May 25, 1931: Georgy Grechko was born in Leningrad. He grew up to become a cosmonaut who flew on several Soviet missions to space and spent almost a month aboard the Salyut 4 space station in 1975, almost three months aboard Salyut 6 in 1977, and eight days on Salyut 7.
May 25, 1961: President John F. Kennedy told a joint session of Congress that the United States should send human beings to the Moon by the end of the decade.
May 25, 1977: The film Star Wars: A New Hope was released. We were youngsters then who came of age knowing of a galaxy far, far away where one might use The Force for good or evil. It quickly became the highest-grossing film of all time and held that record until E.T.
May 25, 2008: The Phoenix spacecraft landed on Mars, NASA’s first successful landing on the Red Planet in a polar region. It confirmed the existence of water ice and researched the possible history of water there. Notably, the mission cost $386 million, including the launch itself; this relatively reasonable cost for a space mission (the last shuttle missions cost more each) was achieved by incorporating unused hardware from earlier programs.

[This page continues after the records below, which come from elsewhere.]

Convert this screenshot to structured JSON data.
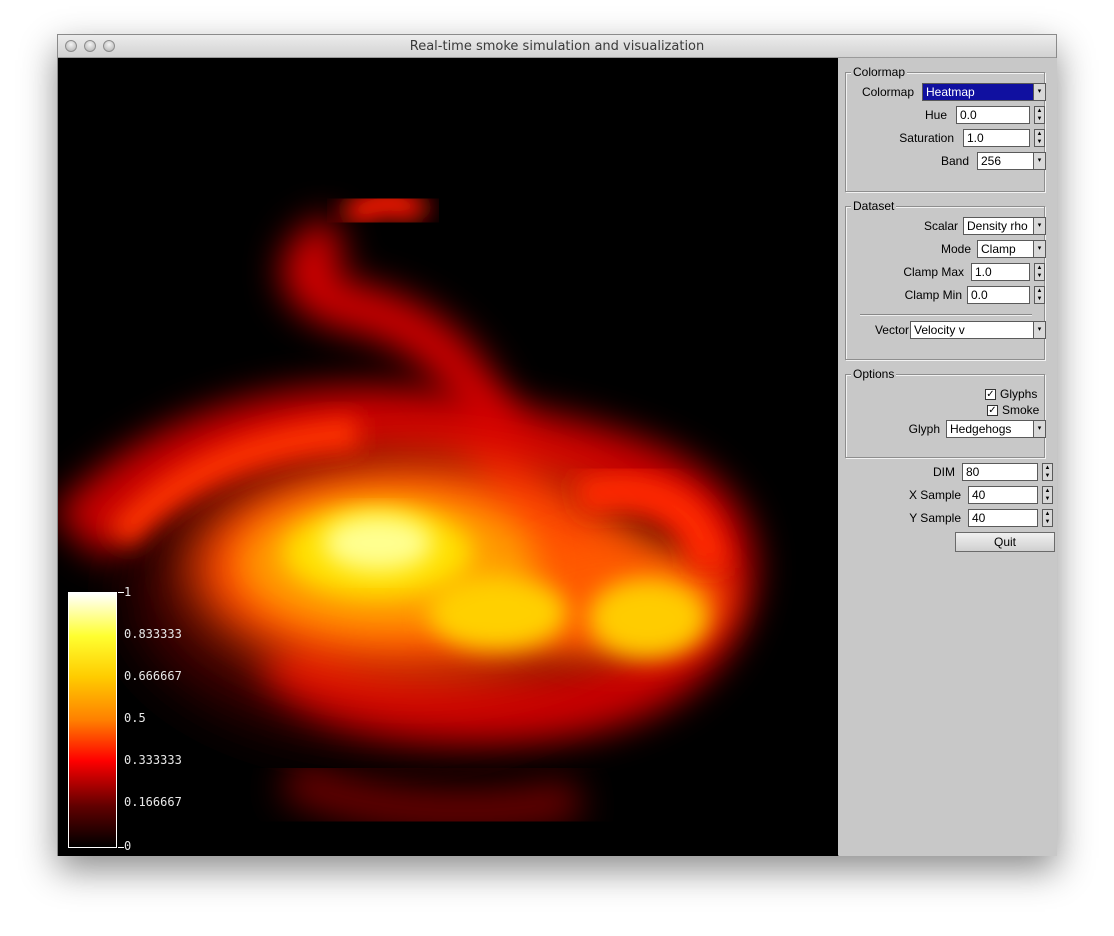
{
  "window": {
    "title": "Real-time smoke simulation and visualization"
  },
  "legend": {
    "labels": [
      "1",
      "0.833333",
      "0.666667",
      "0.5",
      "0.333333",
      "0.166667",
      "0"
    ]
  },
  "colormap_group": {
    "title": "Colormap",
    "colormap_label": "Colormap",
    "colormap_value": "Heatmap",
    "hue_label": "Hue",
    "hue_value": "0.0",
    "saturation_label": "Saturation",
    "saturation_value": "1.0",
    "band_label": "Band",
    "band_value": "256"
  },
  "dataset_group": {
    "title": "Dataset",
    "scalar_label": "Scalar",
    "scalar_value": "Density rho",
    "mode_label": "Mode",
    "mode_value": "Clamp",
    "clamp_max_label": "Clamp Max",
    "clamp_max_value": "1.0",
    "clamp_min_label": "Clamp Min",
    "clamp_min_value": "0.0",
    "vector_label": "Vector",
    "vector_value": "Velocity v"
  },
  "options_group": {
    "title": "Options",
    "glyphs_label": "Glyphs",
    "glyphs_checked": true,
    "smoke_label": "Smoke",
    "smoke_checked": true,
    "glyph_label": "Glyph",
    "glyph_value": "Hedgehogs"
  },
  "sim": {
    "dim_label": "DIM",
    "dim_value": "80",
    "xsample_label": "X Sample",
    "xsample_value": "40",
    "ysample_label": "Y Sample",
    "ysample_value": "40",
    "quit_label": "Quit"
  },
  "colors": {
    "selection": "#1010a0",
    "panel": "#c8c8c8"
  }
}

May 25, 2012: SpaceX’s Dragon (supposedly named after the song from our childhood, “Puff, the Magic Dragon”) docked with the International Space Station, the first time a commercial spacecraft had done such a thing. SpaceX is developing Dragon so that it can fly crew as well as supplies to ISS.
BONUS: On May 26, 1951, astronaut and physicist Sally Ride was born. Ride became part of the first astronaut class to include women and became the first American woman to travel to space, when she flew aboard Challenger in 1983. She later served on the Rogers Commission that investigated the Challenger accident and, even later, revealed that she’d passed along the crucial information about the booster o-rings. Ride died in 2012, the too-common result of pancreatic cancer. This Thursday, celebrate the life of Sally Ride!
DOUBLE-BONUS: On May 28, 1912, the first female radio astronomer was born in Australia. Ruby Payne-Smith, while working at a cancer research center, determined that the Earth’s magnetism doesn’t have much affect on bodily functioning of humans. She discovered Type I and Type II radio bursts, helped with the first radio interferometer observation to determine a solar burst in 1946, and she did top secret work on radar during World War II. She died on this date–May 25, 1981.